In general, it seems $N$-compactness is indeed equivalent to Definition 3 in the aforementioned post linked by Ulli.

Definition 3. $A$ is relatively compact in $X$ if every open cover of $X$ has a finite subset that covers $A$...

(Incidentally, this means earlier we could have appealed to a different answer from that same question to show that under regularity, all definitions are equivalent.)

The proof is straightforward:

If $A$ fails Definition 3, let $\mathcal U$ be an open cover of $X$ with no finite subset covering $A$, and consider the directed system $\mathcal V$ of finite unions $V=U_1\cup\dots\cup U_n$ with each $U_i\in\mathcal U$; then as in the preceding argument construct a net of points in $A$ that is eventually outside of each $V\in \mathcal V$, hence a fortiori outside of each $U\in\mathcal U$, which therefore cannot converge in $X$.

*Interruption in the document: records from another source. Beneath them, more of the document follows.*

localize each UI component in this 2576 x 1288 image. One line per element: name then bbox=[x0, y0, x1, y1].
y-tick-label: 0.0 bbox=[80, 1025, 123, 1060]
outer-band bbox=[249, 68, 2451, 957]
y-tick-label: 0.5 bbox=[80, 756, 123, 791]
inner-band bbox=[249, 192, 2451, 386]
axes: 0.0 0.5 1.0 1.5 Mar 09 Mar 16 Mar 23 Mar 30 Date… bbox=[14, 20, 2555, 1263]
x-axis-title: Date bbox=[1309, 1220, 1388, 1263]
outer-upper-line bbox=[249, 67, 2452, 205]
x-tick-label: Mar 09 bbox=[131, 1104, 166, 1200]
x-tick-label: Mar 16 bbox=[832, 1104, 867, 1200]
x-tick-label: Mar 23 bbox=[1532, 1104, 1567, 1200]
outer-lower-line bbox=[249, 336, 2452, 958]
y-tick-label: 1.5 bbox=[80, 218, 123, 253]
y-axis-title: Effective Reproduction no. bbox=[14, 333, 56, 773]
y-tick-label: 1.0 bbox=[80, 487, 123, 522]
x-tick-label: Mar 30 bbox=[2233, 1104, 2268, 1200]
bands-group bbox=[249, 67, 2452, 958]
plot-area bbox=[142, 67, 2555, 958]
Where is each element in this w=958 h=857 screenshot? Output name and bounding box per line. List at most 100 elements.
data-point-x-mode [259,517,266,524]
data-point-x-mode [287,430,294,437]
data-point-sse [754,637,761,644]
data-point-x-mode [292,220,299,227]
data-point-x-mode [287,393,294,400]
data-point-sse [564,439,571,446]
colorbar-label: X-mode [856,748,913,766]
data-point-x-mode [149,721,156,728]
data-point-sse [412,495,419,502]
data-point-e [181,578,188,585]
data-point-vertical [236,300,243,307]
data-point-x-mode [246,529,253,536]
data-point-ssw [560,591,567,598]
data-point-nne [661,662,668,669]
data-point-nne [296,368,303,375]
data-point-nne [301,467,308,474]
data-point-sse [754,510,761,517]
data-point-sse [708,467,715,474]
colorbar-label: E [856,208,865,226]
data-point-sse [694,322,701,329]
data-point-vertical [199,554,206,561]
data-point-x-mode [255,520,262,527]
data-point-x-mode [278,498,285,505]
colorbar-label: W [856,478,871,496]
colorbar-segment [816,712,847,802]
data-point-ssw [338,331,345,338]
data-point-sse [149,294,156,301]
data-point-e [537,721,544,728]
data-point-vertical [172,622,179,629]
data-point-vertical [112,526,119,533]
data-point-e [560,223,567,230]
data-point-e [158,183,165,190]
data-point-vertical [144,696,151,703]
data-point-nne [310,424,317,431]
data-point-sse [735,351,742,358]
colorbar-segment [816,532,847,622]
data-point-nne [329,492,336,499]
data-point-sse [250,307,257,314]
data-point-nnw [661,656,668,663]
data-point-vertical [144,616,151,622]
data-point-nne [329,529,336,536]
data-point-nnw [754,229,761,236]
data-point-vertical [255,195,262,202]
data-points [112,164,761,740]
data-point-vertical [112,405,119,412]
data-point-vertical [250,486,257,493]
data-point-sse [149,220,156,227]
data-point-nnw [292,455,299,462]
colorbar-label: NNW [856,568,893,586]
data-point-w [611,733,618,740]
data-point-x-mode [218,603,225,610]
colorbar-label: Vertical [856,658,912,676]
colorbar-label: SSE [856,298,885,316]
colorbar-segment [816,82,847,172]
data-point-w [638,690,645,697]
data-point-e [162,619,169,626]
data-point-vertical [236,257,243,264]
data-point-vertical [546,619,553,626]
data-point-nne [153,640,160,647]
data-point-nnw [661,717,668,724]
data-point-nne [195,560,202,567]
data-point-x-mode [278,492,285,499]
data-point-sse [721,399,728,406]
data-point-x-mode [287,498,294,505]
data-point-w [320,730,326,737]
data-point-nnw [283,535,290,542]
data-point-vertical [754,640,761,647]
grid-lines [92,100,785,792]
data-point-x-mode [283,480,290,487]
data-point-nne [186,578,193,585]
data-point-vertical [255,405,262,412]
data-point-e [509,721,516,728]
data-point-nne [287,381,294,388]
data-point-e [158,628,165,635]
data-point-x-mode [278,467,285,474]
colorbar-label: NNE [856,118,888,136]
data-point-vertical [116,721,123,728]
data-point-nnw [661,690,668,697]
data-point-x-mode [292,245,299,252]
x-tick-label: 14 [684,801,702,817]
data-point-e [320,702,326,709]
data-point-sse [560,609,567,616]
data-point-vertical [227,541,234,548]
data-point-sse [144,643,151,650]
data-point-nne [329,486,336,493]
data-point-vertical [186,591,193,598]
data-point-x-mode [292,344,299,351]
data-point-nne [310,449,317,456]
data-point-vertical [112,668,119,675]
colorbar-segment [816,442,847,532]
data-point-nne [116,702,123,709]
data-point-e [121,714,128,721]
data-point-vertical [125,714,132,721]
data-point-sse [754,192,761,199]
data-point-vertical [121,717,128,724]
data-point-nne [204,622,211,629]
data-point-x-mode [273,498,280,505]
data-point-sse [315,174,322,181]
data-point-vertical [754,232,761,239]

Conversely, if $A$ satisfies Definition 3, and $\{x_i\mid i\in I\}$ is a net in $A$, then argue there is some $x\in X$ for which $x_i$ frequently lies in every neighborhood (otherwise we get a contradiction to Definition 3). Then construct a convergent subnet in the usual way as done here, for example. Of course as a limit of a net in $A$, we have $x\in \overline{A}$.